All files are automatically moved to their new locations even if they
were installed locally or come from packages not provided by Debian, and
hardcoded paths such as /bin/sh
continue to work. There are,
however, some potential issues:
# dpkg --search
will give wrong answers for files moved to the new locations:
# dpkg --search /usr/bin/bash
will not identify that
bash
came from a package. (But# dpkg --search /bin/bash
still works as expected.)
Local software not provided by Debian may not support the new layout and may, for example, rely on
/usr/bin/name
and/bin/name
being two different files. This is not supported on merged systems (including new installations since buster), so any such software must be fixed or removed before the upgrade.Systems that rely on a "base layer" that is not directly writable (such as WSL1 images or container systems using multi-layer overlayfs filesystems) cannot be safely converted and should either be replaced (e.g., by installing a new WSL1 image from the store) or have each individual layer upgraded (e.g., by upgrading the base Debian layer of the overlayfs independently) rather than dist-upgraded.
For further information, see The Case for the /usr merge and the Debian Technical Committee resolution.

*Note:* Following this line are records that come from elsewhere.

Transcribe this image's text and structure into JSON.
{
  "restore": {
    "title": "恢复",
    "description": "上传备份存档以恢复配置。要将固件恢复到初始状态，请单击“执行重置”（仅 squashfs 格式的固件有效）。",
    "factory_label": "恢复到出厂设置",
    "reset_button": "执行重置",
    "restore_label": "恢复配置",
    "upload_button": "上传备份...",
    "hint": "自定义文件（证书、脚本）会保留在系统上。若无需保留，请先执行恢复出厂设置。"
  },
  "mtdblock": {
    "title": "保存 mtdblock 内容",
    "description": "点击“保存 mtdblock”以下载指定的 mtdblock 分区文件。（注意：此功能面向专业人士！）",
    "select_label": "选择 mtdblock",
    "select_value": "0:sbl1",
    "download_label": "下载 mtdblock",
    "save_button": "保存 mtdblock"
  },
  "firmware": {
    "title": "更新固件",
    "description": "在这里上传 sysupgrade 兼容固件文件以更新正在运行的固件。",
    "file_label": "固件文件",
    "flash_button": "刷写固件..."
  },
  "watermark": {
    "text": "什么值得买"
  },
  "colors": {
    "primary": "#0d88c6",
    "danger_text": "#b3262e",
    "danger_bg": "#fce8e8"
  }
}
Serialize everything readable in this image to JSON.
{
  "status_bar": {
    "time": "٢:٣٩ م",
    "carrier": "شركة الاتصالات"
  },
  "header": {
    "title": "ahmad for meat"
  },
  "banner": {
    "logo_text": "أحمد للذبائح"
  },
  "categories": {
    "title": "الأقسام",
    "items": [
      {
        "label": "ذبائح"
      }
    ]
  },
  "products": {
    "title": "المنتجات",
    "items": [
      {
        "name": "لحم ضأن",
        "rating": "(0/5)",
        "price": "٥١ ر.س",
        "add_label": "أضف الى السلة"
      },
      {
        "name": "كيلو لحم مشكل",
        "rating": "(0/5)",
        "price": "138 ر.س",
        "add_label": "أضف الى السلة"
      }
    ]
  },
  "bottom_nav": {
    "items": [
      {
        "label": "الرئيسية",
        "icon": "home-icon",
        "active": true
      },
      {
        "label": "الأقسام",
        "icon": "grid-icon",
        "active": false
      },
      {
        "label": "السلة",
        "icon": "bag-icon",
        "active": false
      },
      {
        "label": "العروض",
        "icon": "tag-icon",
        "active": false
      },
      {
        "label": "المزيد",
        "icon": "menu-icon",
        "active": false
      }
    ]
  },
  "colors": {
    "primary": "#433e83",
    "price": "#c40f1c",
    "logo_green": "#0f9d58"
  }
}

5.1.16. Unsupported upgrades from buster fail on libcrypt1
Debian officially supports upgrades only from one stable release to the next, e.g. from bullseye to bookworm. Upgrades from buster to bookworm are not supported, and will fail due to Bug #993755 with the following error:
Setting up libc6:ARCH (2.36-9) ...
/usr/bin/perl: error while loading shared libraries: libcrypt.so.1: cannot open shared object file: No such file or directory
dpkg: error processing package libc6:ARCH (--configure):
installed libc6:ARCH package post-installation script subprocess returned error exit status 127
It is however possible to manually recover from this particular situation by forcibly installing the new libcrypt1:
# cd $(mktemp -d)
# apt download libcrypt1
# dpkg-deb -x libcrypt1_*.deb .
# cp -ra lib/* /lib/
# apt --fix-broken install
5.1.17. openssh-server no longer reads ~/.pam_environment
The Secure Shell (SSH) daemon provided in the openssh-server package,
which allows logins from remote systems, no longer reads the user's
~/.pam_environment
file by default; this feature has a history of
security problems and has been
deprecated in current versions of the Pluggable Authentication Modules (PAM)
library. If you used this feature, you should switch from setting variables
in ~/.pam_environment
to setting them in your shell initialization files
(e.g. ~/.bash_profile
or ~/.bashrc
) or some other similar mechanism
instead.
Existing SSH connections will not be affected, but new connections may behave differently after the upgrade. If you are upgrading remotely, it is normally a good idea to ensure that you have some other way to log into the system before starting the upgrade; see Prepare for recovery.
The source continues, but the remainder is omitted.